Ma gli ambientalisti non si scoraggiano e continuano la loro campagna di sensibilizzazione. Il timore però è che la pandemia possa oscurare la questione ecologica spazzando via tutte le promesse fatte finora dalla politica in tema di cambiamenti climatici. Anche se in realtà le due questioni, secondo l'attivista Marianna Panzarino, sono strettamente legate.

«Ci sembra – afferma l'ecologista - che il dibattito politico sia totalmente concentrato sulle azioni da mettere in campo per combattere il covid-19, ma non sentiamo parlare allo stesso modo di emergenza climatica, eppure entrambe le questioni sono state dichiarate emergenze e crisi mondiali dall’organizzazione mondiale della sanità ».

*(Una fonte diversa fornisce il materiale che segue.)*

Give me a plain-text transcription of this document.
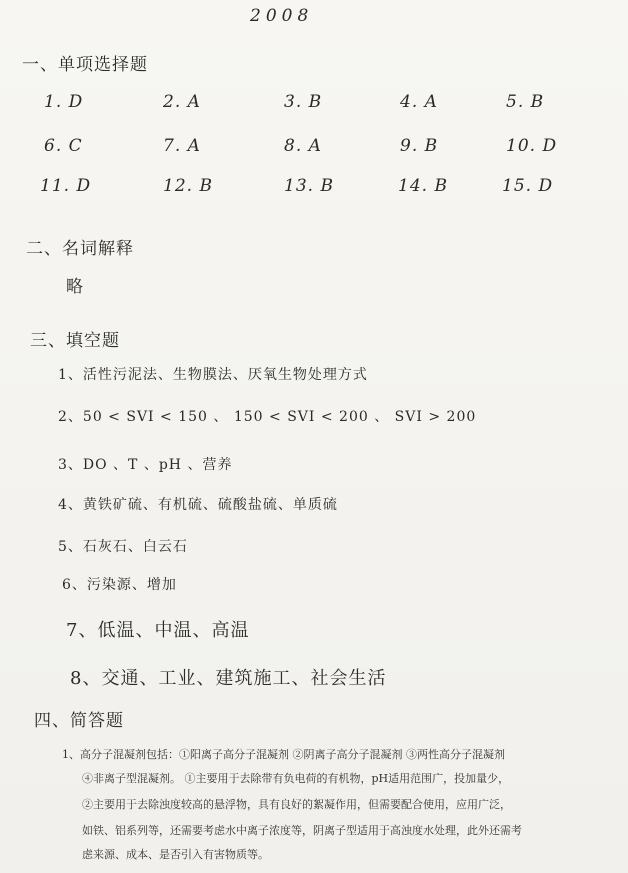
2008
一、单项选择题
1. D	2. A	3. B	4. A	5. B
6. C	7. A	8. A	9. B	10. D
11. D	12. B	13. B	14. B	15. D
二、名词解释
略
三、填空题
1、活性污泥法、生物膜法、厌氧生物处理方式
2、50 < SVI < 150 、 150 < SVI < 200 、 SVI > 200
3、DO 、T 、pH 、营养
4、黄铁矿硫、有机硫、硫酸盐硫、单质硫
5、石灰石、白云石
6、污染源、增加
7、低温、中温、高温
8、交通、工业、建筑施工、社会生活
四、简答题
1、高分子混凝剂包括：①阳离子高分子混凝剂 ②阴离子高分子混凝剂 ③两性高分子混凝剂
④非离子型混凝剂。 ①主要用于去除带有负电荷的有机物，pH适用范围广，投加量少，
②主要用于去除浊度较高的悬浮物，具有良好的絮凝作用，但需要配合使用，应用广泛，
如铁、铝系列等，还需要考虑水中离子浓度等，阴离子型适用于高浊度水处理，此外还需考
虑来源、成本、是否引入有害物质等。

Il loro messaggio arriva in un momento in cui gli stati membri stanno preparando i piani nazionali per usare i soldi del fondo europeo per la ripresa economica post coronavirus.

La Commissione europea ha indicato che il 37 per cento degli investimenti dovrà essere usato per la transizione verde. Per gli ambientalisti il primo passo è tagliare i sussidi ai combustibili fossili.

“Si continua a dare susidi per l’estrazione dei combustibili fossili – ricorda Sensini -. Lo stato italiano garantisce ancora questi sussidi all’ENI. Percio è difficile credere a uno stato che da una parte si impegna ad azzerare le emissioni entro il 2050 e dall’altro continua a dare questi sussidi ».

I ragazzi dei “Fridays for future” in Italia intendono ora passare dalle piazze ai palazzi. Sperando di avviare un dialogo con il Parlamento per chiedere ai deputati di presentare emendamenti e proposte di legge che mettano al centro del dibattito politico la crisi climatica.